13/06/2014 8920 views 62 likes
ESA / Applications / Observing the Earth / Space for our climate

How do measurements from satellites flying above Earth provide essential information on the effects of climate change on our planet? Scientific and political organisations considered the question in London today.

Held at the Royal Society, the ‘Space: the new view on climate change’ event focused on climate change monitoring by satellites and the achievements of ESA’s Climate Change Initiative.

The initiative is the world’s largest coordinated programme for providing data from space on key climate factors for analysing climate change.

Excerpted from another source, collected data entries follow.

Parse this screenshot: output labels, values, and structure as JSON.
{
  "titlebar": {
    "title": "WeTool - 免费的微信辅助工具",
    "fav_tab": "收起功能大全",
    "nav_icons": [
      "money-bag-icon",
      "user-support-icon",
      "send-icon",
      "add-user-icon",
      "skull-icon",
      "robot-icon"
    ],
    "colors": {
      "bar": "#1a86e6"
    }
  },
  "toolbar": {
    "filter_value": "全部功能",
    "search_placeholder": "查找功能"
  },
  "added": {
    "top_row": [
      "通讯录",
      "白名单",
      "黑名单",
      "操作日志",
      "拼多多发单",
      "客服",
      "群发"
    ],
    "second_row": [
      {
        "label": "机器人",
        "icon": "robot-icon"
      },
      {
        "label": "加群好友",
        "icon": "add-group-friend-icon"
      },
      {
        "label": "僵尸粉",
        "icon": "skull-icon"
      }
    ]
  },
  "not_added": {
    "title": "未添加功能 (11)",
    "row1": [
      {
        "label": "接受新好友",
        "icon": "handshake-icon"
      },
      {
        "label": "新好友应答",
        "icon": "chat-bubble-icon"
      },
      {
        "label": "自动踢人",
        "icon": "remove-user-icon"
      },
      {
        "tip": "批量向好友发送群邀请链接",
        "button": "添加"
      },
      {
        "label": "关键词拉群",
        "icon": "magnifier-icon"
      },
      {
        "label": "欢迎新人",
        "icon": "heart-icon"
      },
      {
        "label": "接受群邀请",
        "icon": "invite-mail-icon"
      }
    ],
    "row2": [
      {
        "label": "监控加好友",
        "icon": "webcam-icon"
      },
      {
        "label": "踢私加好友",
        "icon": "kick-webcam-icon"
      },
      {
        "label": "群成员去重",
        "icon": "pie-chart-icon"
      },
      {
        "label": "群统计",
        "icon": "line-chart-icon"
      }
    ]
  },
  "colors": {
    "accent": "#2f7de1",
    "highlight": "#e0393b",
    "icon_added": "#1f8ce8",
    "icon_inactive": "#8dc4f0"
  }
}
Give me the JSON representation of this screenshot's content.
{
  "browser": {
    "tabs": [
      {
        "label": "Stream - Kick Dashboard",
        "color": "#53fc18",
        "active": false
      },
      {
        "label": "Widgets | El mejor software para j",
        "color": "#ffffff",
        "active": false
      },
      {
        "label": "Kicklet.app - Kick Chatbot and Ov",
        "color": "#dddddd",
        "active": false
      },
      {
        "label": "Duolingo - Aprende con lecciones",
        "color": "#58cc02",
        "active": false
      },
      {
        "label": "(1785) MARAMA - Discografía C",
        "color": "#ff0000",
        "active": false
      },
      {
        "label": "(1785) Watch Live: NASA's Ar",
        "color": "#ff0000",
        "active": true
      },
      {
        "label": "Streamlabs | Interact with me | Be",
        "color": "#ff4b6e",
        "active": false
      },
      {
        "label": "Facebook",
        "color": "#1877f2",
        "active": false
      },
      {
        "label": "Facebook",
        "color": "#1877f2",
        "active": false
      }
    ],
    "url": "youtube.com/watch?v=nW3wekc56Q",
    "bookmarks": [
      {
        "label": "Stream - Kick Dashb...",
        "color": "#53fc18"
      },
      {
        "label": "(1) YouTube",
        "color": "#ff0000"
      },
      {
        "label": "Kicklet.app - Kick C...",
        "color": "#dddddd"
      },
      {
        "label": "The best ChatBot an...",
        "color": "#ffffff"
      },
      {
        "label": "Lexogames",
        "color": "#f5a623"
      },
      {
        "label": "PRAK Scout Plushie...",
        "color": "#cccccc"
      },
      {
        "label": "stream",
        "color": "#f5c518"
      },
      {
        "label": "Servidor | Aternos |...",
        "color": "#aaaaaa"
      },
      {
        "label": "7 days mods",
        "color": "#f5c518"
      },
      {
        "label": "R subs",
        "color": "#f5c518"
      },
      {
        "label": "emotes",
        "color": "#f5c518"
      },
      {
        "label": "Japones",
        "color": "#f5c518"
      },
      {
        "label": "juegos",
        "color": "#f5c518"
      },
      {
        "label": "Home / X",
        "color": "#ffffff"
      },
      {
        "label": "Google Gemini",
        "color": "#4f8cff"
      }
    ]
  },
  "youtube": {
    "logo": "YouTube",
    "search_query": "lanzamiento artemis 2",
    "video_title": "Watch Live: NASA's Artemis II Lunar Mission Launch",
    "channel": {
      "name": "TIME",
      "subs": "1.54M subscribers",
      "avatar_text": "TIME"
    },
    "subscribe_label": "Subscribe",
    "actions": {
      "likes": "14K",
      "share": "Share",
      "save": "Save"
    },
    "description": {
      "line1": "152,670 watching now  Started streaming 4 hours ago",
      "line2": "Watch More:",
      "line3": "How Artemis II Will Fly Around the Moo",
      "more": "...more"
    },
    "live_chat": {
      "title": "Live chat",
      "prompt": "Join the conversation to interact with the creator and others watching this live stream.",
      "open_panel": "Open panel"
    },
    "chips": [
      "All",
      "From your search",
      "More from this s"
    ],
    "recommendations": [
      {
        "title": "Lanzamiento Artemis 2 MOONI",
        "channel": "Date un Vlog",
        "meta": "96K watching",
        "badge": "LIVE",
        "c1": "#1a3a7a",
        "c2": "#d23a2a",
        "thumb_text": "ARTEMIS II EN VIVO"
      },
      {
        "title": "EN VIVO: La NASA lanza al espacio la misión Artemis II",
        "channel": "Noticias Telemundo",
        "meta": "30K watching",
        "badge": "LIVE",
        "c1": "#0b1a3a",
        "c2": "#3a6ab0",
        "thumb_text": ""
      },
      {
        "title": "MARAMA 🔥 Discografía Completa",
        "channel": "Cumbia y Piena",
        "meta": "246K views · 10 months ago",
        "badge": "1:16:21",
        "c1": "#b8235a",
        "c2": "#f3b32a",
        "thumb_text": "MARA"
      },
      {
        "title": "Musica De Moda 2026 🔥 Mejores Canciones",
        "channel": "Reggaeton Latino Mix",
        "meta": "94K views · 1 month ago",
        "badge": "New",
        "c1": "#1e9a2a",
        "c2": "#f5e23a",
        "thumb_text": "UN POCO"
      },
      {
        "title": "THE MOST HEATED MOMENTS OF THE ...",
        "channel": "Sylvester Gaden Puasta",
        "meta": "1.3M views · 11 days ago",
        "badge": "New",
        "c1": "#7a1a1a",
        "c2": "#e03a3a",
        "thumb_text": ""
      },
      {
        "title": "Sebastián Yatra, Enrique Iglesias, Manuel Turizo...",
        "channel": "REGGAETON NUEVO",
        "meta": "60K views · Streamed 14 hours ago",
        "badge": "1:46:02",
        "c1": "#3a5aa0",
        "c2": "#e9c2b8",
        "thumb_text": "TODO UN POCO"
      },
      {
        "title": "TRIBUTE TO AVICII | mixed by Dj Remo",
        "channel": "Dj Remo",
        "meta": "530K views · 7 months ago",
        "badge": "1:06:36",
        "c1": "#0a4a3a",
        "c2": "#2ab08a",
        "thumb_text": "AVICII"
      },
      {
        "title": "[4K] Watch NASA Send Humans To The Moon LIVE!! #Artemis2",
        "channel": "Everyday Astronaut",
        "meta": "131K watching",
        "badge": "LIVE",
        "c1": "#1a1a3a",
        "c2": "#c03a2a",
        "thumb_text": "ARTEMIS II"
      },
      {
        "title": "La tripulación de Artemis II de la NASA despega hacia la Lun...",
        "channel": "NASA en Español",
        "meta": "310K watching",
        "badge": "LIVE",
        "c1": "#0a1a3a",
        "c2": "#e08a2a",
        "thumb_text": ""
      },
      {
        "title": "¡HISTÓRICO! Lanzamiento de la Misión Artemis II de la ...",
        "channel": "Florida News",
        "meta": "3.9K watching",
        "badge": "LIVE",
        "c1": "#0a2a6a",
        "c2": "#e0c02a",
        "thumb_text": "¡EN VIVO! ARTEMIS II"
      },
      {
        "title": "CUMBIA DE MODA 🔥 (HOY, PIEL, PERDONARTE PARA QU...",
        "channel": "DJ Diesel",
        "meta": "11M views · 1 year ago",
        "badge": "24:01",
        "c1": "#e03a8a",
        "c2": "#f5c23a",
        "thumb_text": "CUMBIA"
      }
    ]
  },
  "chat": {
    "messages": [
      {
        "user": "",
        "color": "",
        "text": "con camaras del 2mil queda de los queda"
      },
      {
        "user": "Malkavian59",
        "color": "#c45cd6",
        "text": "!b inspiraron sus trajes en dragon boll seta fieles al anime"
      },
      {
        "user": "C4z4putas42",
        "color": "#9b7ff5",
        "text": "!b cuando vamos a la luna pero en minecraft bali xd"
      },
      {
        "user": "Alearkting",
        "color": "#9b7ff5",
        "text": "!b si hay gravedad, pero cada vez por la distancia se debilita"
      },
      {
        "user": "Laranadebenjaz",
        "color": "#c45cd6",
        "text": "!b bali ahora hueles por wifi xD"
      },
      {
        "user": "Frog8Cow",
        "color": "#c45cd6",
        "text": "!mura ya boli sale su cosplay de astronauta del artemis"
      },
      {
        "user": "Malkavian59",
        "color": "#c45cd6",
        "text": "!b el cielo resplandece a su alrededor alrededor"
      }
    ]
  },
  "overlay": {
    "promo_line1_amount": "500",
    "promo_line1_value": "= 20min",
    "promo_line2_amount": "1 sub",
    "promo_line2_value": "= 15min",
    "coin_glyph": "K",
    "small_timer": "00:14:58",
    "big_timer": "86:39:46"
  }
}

UK Minister of State for Universities and Science, David Willetts, highlighted UK capabilities in climate research and praised the international cooperation in this domain. He is pleased that ESA chose Harwell–Oxford as the location for its ESA Climate Office, which opened in 2010.

He also noted how science depends on information from satellites: “When I’m talking to climate change sceptics […] I try to draw on the evidence from our scientists, and the most powerful single evidence that we have on this is the excellent work on the cryosphere in which ESA has played such an important role.”

Climate change press event
Climate change press event

ESA’s CryoSat satellite has been monitoring changes in the ice sheets that blanket Greenland and Antarctica since its launch in 2010.

Recently, a team of scientists from the UK’s Centre for Polar Observation and Modelling using CryoSat data found that the Antarctic ice sheet is now losing 159 billion tonnes of ice each year – twice as much as when it was last surveyed.

This ice loss greatly contributes to rising sea levels – one of the many devastating effects of climate change.

Sea-surface temperature is another crucial factor – satellites show that a warming trend lasting 30 years has slowed within the last 15 years.

Scientists speculate that one of the causes of this ‘plateau’ in sea-surface temperature could be a change in the exchange of ocean water between warm, surface waters and cold, deep waters below 700 m – as if the warming is ‘hiding’ deep down.

The Director of ESA’s Earth Observation Programme, Volker Liebig, praised the progress of the Climate Change Initiative but also stressed the need for continued measurements from satellites for environmental and climate research.

He noted the “decisive step forward in operational monitoring services” with the Sentinel satellites being developed for Europe’s Copernicus programme.

Using these scientific observations of climate is fundamental for making policies: “Political attention is important to this subject – but political action is most important.”